Please use this section to detail the key new experiments or modifications of existing experiments that should be absolutely required to validate study conclusions.

Generally, there should be no more than 3 such required experiments or major modifications for a "Major Revision" recommendation. If more than 3 experiments are necessary to validate the study conclusions, then you are encouraged to recommend "Reject".

Reviewer #1: The study is executed well and reported clearly. There are no major concerns

Reviewer #2: No major experiments. See above for minor additions.

Reviewer #3: 1. Figures 1C and 1D present analyses of the locations of the different non-synonymous SNPs identified in dnaA. As the authors point out, the different domains (especially domains III and IV) are highly conserved: however, the sequence-level analyses in panel D appear to indicate that most of the mutations found in the MTB isolates occur in regions that are least conserved when comparing mycobacteria with E. coli and B. subtilis (as inferred from the dashed lines).

2. In Figure 1 and throughout the manuscript: it is critical for the interpretation of the results that the authors indicate clearly whether all analyses are limited solely to non-synonymous SNPs and mutations that alter (or disrupt) the amino acid sequence; that is, all synonymous mutations are excluded. This is especially the case given that all functional validations presented in the manuscript are limited to non-synonymous mutations.

3. The authors note (Lines 291-5) that dnaA and Rv0010c-Rv0011c mutations were associated with streptomycin resistance in the Chinese and Vietnamese cohorts.

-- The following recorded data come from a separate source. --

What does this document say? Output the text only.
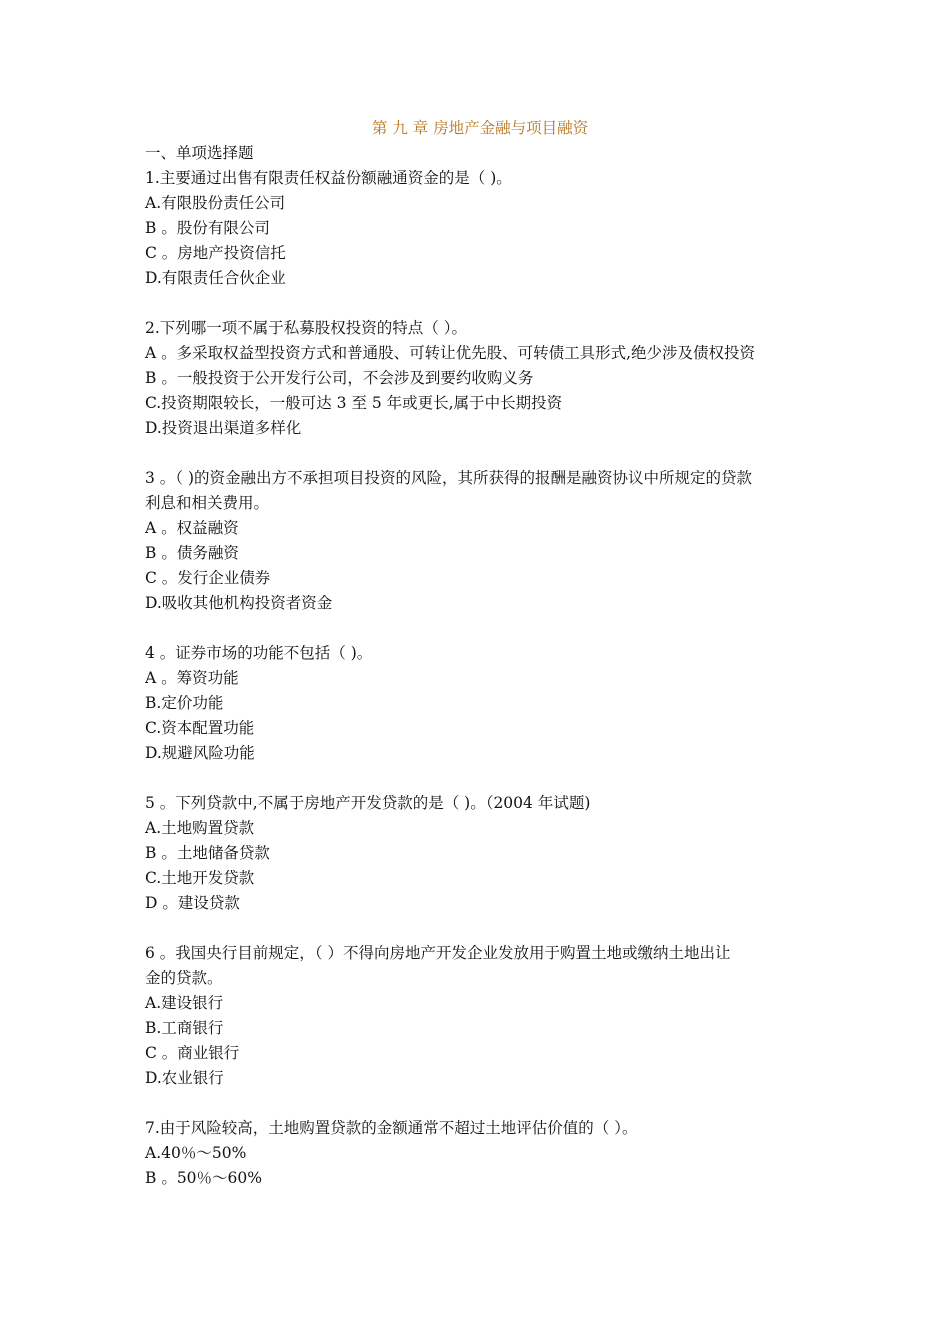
第 九 章 房地产金融与项目融资
一、单项选择题
1.主要通过出售有限责任权益份额融通资金的是（ )。
A.有限股份责任公司
B 。股份有限公司
C 。房地产投资信托
D.有限责任合伙企业
2.下列哪一项不属于私募股权投资的特点（ ）。
A 。多采取权益型投资方式和普通股、可转让优先股、可转债工具形式,绝少涉及债权投资
B 。一般投资于公开发行公司，不会涉及到要约收购义务
C.投资期限较长，一般可达 3 至 5 年或更长,属于中长期投资
D.投资退出渠道多样化
3 。（ )的资金融出方不承担项目投资的风险，其所获得的报酬是融资协议中所规定的贷款
利息和相关费用。
A 。权益融资
B 。债务融资
C 。发行企业债券
D.吸收其他机构投资者资金
4 。证券市场的功能不包括（ )。
A 。筹资功能
B.定价功能
C.资本配置功能
D.规避风险功能
5 。下列贷款中,不属于房地产开发贷款的是（ )。（2004 年试题)
A.土地购置贷款
B 。土地储备贷款
C.土地开发贷款
D 。建设贷款
6 。我国央行目前规定，（ ）不得向房地产开发企业发放用于购置土地或缴纳土地出让
金的贷款。
A.建设银行
B.工商银行
C 。商业银行
D.农业银行
7.由于风险较高，土地购置贷款的金额通常不超过土地评估价值的（ ）。
A.40％～50%
B 。50％～60%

a. How is this observation reconciled with the apparent absence of a competitive growth advantage (or alteration of streptomycin MIC) in the engineered dnaA mutants?

b. Similarly, why was the impact of Rv0010c-Rv0011c on streptomycin MIC and competitive growth advantage not determined (in Fig. 4)?

c. Finally, given the apparent association in clinical isolates of Rv0010c-Rv0011c mutations with streptomycin resistance, what is the rationale for looking at INH susceptibility and, moreover, how is altered INH explained?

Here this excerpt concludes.